INFO9023 - Machine Learning Systems Design

The course of Machine Learning System Designs (or MLOps) aims at enabling students to truly build fully functional "user-ready" ML systems. It will look at the whole lifecycle of building a real world ML application. At the end of the course, students will be familiar with key tools and frameworks of MLOps.

We are in the early days of the AI revolution, which is expected to bring a large impact to many industries. There is a large demand for skilled engineers who are able to build ML systems.

Bringing a Machine Learning application to production requires many more efforts than solely the ML model development.

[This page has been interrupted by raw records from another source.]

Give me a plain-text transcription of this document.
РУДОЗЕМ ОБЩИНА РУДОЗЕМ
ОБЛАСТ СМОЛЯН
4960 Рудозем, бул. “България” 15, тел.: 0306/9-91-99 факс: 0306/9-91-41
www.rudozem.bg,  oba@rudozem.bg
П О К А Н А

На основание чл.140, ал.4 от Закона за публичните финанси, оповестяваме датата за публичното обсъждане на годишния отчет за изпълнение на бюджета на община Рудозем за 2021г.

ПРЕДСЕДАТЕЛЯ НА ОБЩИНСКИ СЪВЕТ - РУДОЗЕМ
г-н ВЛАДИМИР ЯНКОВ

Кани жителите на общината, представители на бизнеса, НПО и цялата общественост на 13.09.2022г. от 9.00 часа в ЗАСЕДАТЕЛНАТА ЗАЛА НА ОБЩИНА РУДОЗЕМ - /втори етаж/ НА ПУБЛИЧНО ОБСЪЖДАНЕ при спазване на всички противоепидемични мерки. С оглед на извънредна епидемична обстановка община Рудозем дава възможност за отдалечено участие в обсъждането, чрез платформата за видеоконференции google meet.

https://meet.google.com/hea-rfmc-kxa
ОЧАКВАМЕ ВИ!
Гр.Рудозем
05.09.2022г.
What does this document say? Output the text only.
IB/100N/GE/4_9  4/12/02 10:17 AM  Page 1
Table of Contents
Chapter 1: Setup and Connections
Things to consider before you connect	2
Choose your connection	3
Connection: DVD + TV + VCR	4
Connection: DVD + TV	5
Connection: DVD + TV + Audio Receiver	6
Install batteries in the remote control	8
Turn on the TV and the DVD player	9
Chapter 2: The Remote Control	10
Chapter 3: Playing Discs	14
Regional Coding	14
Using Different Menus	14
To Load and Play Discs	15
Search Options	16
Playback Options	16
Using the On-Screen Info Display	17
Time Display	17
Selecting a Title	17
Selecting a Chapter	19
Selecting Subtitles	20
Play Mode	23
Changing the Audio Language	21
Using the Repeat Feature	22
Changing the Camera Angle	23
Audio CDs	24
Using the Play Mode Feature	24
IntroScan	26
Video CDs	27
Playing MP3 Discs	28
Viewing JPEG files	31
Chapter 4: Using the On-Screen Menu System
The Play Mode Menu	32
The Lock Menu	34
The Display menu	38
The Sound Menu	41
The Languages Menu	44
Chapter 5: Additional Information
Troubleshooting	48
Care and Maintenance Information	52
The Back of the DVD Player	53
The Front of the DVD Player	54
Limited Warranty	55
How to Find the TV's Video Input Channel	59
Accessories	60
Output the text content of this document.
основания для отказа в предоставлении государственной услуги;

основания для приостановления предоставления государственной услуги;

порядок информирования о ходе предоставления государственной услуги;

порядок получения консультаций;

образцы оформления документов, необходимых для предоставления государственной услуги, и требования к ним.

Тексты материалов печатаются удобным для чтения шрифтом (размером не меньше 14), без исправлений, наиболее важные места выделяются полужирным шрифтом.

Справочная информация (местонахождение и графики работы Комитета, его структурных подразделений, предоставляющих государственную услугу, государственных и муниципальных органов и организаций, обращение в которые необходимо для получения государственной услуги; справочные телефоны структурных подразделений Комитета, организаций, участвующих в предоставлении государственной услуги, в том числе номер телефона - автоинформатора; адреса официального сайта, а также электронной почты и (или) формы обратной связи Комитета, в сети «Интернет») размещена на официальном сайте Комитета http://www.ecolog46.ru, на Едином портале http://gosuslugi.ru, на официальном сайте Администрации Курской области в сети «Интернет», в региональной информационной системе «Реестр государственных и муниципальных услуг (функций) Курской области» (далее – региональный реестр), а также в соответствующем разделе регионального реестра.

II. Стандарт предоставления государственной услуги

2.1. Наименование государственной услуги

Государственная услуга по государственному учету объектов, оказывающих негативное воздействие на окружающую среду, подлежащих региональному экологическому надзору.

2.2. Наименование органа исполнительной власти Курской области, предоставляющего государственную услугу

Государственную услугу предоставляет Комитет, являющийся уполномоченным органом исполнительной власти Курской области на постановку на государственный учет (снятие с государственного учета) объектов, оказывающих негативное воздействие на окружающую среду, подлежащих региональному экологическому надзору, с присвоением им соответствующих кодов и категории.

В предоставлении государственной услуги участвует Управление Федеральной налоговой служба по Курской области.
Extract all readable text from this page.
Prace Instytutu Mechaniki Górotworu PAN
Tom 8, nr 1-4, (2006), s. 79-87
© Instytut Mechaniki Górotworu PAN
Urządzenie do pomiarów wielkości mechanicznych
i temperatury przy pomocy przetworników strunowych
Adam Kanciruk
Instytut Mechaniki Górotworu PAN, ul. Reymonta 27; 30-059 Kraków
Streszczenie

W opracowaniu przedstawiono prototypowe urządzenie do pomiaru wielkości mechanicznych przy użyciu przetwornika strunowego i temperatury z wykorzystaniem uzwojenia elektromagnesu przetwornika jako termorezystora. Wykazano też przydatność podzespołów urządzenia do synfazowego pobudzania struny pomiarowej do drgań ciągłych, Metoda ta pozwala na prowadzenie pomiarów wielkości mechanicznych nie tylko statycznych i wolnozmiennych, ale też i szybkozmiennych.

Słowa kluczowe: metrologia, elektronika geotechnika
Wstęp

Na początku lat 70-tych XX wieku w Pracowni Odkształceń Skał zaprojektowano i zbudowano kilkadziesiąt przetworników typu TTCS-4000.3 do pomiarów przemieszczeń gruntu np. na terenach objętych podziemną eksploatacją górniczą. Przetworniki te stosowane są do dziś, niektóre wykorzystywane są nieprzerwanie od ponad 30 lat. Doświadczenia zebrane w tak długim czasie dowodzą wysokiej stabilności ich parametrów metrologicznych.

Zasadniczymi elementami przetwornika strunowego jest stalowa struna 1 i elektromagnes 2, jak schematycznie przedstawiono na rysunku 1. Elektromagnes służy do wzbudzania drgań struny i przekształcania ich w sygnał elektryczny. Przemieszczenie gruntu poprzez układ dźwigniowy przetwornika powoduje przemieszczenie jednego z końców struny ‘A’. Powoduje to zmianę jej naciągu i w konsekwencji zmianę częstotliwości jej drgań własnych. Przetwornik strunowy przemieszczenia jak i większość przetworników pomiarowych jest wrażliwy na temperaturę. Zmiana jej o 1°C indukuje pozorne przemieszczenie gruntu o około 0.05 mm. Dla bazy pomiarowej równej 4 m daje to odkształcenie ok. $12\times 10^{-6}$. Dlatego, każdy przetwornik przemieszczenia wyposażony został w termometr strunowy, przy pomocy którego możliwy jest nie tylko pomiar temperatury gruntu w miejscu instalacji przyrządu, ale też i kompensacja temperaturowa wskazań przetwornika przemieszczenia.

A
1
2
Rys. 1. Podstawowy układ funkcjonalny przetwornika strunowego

Famously, there is a large hidden technical debts in designing and implementing all the components coming around your model.

This course and material contained in this repo aims at closing that technical debt by providing essential tools and best practices in MLOps.

Logistic

Teaching Staff:
- Thomas Vrancken (Instructor): t.vrancken@uliege.be
- Matthias Pirlet (Teaching Assistant): Matthias.Pirlet@uliege.be
Class time & place: Classes are held from 9:00 to 12:30 every Monday in B37 S.42 (-1/42) [Liège Sart-Tilman - Polytech]
- Note that it was changed from the original room B28 R.75 (0/75) as we were a too large group for it.
- The new room is not available on the 04/03/2024. That day we will be back in room B28 R.75 (0/75).- Support: You can ask any question by email, during (or after) classes or in person during open office hours every Monday till 18:00 in office 77B (building B28).
Communication: Main communication point will be Discord (link). Official communication might also come by email.

Agenda

Note that links to the lecture and labs slides will always be provided shortly before the actual date.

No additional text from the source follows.